Could fish fossils help us better predict climate change?

10:24 PM, 1st November 2011
Could fish fossils help us better predict climate change?

MISSOURI, US: By measuring an element present in fish fossils, researchers at the University of Missouri may have found a key to better understanding how climate change works, reported Forbes recently.

The researchers measured neodymium, an element that indicates where sea water originally came from. The ratio of two isotopes of neodymium varies in different areas, leaving a sort of signature on the water. Fish teeth and bones pick up the same signature from the water where the fish died and fell to the sea floor. Because of that, the ratio of the neodymium isotopes can act as a natural tracking system for water masses, according to Ken MacLeod, a Professor of Geological Science at the university.

This tracking system shows that, in a prehistoric time called the Late Cretaceous Epoch, the deep oceans circulated differently than many scientists had previously thought. “As we look at ancient climates, modern climates and future climates, the same processes are active at all times. It’s largely the same water, physics and chemistry.
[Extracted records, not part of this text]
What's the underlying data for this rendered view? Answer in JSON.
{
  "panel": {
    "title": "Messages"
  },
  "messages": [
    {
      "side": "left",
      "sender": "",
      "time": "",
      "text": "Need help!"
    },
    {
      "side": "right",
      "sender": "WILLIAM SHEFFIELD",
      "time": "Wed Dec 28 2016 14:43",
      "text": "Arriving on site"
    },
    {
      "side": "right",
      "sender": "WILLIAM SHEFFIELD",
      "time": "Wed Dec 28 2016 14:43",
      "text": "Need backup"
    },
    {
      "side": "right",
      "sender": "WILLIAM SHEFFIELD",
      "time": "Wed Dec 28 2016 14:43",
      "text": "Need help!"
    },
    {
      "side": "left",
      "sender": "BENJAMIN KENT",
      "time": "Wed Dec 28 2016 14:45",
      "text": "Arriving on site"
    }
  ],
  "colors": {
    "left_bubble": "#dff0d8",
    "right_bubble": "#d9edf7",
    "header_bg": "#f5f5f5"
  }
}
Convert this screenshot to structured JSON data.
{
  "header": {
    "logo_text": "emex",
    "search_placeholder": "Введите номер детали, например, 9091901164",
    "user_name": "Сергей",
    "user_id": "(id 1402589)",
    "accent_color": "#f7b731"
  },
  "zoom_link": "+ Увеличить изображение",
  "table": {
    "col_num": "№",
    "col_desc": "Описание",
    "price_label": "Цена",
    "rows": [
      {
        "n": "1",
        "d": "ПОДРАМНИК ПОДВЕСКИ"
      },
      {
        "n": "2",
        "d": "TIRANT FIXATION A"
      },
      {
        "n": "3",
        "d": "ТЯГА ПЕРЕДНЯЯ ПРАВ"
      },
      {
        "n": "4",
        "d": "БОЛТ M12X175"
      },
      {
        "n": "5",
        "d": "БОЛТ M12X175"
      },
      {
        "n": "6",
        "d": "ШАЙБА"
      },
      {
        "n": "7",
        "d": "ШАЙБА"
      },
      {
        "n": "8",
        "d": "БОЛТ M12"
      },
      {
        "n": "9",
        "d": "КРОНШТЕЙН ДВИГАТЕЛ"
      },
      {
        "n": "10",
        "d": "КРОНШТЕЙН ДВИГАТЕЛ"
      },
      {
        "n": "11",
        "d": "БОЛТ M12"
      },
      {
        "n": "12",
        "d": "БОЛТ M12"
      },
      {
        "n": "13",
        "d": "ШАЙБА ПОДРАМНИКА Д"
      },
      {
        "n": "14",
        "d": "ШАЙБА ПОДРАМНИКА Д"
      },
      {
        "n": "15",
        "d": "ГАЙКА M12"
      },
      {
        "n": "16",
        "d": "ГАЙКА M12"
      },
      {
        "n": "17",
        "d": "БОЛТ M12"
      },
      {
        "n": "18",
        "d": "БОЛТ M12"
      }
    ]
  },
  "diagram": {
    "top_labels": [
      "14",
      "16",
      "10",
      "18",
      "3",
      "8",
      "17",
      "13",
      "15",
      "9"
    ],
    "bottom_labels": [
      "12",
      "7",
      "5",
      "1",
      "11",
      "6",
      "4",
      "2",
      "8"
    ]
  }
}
Understanding the circulation patterns of the past is vitally important to understanding the climate dynamics of the future,” said MacLeod.

“We’re surprising close” to the Cretaceous levels, MacLeod said. As MacLeod stated, “We’re on the bottom edge of the levels that were thought to have existed in the Cretaceous and rapidly heading toward the estimated values during the greenhouse times, including the Late Cretaceous.”

In just a few decades, humans have managed to cause the kind of atmospheric changes that it took geological climate cycles millions of years to accomplish. Predictions for 2100 range from 600 parts per million to 1,000 parts per million, levels similar to those 65 million to 71 million years ago. The estimate for atmospheric carbon dioxide for that period is two to four times preindustrial levels, or roughly between 560 parts per million and 1120 parts per million.

Most models set up to try to figure out what happened during the Late Cretaceous climate changes conclude that water sank from the surface to the bottom of the ocean around Antarctica or the North Pacific. But the fish fossils show that this sinking actually happened in the North Atlantic. Warm water moved into the North Atlantic while the cool waters from the North Atlantic flowed out.

At the same time, temperatures on the land around the North Atlantic also warmed while the rest of the globe cooled. While it’s not yet clear whether the ocean circulation pattern caused the climate changes or vice versa, it’s clear the two are correlated and that circulation in the deep ocean is “A major controlling variable” in climate dynamics, MacLeod said.

He cautions against assuming that we’d see the same circulation patterns as those in prehistoric times if the atmospheric carbon-dioxide levels reach those same highs again. After all, many things have changed since the Late Cretaceous Epoch. But the study’s conclusions certainly raise such questions.